Rep. Raúl M. Grijalva today called President Obama's newly announced climate change prevention plan "a good first step" and said he was encouraged by the president proactively addressing the issue. Grijalva, the top Democrat on the Subcommittee on Public Lands and Environmental Regulations and a leading environmental voice in Congress, saluted the president for taking the initiative and presenting a clear agenda to the nation.
In the speech, President Obama said the Keystone XL pipeline proposal should be blocked if it adds significant greenhouse gases to the atmosphere. Grijalva said he hopes that in making a final decision, the president carefully considers the Environmental Protection Agency's public comments on the project, released in April, suggesting that the State Department's controversial draft environmental impact statement had not fully accounted for the pipeline's likely atmospheric impacts.

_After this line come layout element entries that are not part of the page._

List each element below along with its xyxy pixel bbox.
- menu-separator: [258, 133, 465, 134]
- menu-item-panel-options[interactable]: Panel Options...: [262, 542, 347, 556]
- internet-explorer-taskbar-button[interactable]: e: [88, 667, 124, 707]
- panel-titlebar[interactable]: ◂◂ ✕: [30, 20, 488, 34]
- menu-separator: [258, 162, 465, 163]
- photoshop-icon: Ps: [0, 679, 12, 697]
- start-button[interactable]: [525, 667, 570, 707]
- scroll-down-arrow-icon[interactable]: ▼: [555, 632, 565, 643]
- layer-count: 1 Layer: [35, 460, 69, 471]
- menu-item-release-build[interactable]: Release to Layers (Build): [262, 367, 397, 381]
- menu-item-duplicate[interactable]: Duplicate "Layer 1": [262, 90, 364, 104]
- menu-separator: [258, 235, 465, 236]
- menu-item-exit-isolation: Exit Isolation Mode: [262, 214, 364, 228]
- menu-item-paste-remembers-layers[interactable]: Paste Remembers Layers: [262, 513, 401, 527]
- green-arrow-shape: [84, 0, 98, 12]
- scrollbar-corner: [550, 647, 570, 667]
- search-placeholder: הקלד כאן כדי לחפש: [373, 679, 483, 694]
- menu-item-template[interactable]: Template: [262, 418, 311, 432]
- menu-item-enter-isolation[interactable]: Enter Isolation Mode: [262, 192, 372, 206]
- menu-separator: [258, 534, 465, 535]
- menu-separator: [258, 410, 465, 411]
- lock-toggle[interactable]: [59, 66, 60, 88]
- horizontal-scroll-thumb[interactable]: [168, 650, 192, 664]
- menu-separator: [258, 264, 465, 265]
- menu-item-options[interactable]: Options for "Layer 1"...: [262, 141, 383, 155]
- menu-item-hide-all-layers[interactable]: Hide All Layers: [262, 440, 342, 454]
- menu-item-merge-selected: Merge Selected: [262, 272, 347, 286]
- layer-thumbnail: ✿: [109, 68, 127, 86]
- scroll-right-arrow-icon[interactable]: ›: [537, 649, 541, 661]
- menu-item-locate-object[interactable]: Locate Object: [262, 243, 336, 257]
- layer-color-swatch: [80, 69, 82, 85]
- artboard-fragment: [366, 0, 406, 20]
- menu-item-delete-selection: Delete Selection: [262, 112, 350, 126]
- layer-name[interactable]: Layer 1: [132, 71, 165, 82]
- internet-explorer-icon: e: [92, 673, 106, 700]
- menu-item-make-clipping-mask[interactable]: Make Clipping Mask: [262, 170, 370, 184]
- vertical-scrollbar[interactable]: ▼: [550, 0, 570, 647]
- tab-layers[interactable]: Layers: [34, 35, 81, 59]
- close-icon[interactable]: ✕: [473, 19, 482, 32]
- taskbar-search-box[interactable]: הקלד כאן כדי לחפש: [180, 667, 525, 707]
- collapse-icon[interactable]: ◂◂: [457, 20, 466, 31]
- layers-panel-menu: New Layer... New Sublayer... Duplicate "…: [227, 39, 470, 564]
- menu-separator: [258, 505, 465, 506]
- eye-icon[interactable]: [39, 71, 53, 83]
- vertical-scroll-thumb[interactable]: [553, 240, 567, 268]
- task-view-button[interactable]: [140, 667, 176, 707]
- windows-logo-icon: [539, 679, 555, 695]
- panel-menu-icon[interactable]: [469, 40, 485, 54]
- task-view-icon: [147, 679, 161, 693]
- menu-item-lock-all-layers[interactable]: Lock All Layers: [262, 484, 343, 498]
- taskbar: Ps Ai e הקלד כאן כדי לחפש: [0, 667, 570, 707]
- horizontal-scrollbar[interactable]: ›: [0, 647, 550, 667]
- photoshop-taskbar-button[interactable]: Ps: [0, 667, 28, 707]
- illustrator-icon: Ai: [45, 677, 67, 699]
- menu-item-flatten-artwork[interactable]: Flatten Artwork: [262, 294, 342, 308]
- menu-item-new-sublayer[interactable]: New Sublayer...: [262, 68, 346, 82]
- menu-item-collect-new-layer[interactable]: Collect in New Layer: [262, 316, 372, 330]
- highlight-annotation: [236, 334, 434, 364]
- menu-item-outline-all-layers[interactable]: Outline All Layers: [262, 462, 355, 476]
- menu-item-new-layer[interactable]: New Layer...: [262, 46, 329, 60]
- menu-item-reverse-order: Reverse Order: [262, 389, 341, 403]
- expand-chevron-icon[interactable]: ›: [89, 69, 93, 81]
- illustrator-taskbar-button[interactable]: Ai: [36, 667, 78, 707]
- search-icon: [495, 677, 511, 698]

"This decision will set a tone on environmental policy in Washington for years to come," Grijalva said. "The fate of this project will define much of the legacy of this administration and others to follow. I'm encouraged by the president's clear and genuine interest in preventing more damage to our atmosphere, and I hope that consideration is foremost in his mind when the final decision is made."
Grijalva has been a leading Congressional opponent of Keystone XL and sent a letter to President Obama on May 25, co-signed by 29 of his colleagues, urging the president to reject the pipeline. That letter read in part, "Keystone XL will increase global demand for tar sands, which produce far more climate-heating emissions than conventional oil. There is a better way forward, and we call on you to continue leading the way."
"Today's speech is what leading the way really looks like," Grijalva said. "While I have reservations about certain aspects of his plan, I believe there is much the nation can agree on and put into practice in short order, and that's what we need right now. The time for false choices and outdated rhetoric is over. We really can clean up the world we live in and put more people on the job. It's time to start doing that."
Grijalva cited the end of public financing for new coal plants as just one example of a workable, uncontroversial goal laid out by the president today.
Grijalva has been a vocal leader on combating climate change both in Congress and in working with outside groups. He voted in favor of the 2009 American Clean Energy and Security Act passed by the House, which would have established a first-time cap-and-trade emissions reduction system. He promoted the expansion of the Department of the Interior's climate research program to include universities, especially those able to leverage access to national forests and public lands, and in 2010 successfully advocated for the creation of the Southwest Climate Center at the University of Arizona, which was announced following a round of competitive proposals.
Grijalva called for Congress to follow up on the president's action items, work more closely with the White House on the issue, and adopt a proactive stance going forward. Over the long term, Grijalva said, others should follow and expand on the themes of today's speech.
"Today opened a new phase of our national conversation about the balance between extractive industries and the public interest. We're not going to look the other way any longer when environmental risks present themselves. We're not going to kid ourselves about the consequences of our choices. We're going to start doing the hard work of building a new economy that works for everyone and doesn't profit from pollution, and we're going to do it together."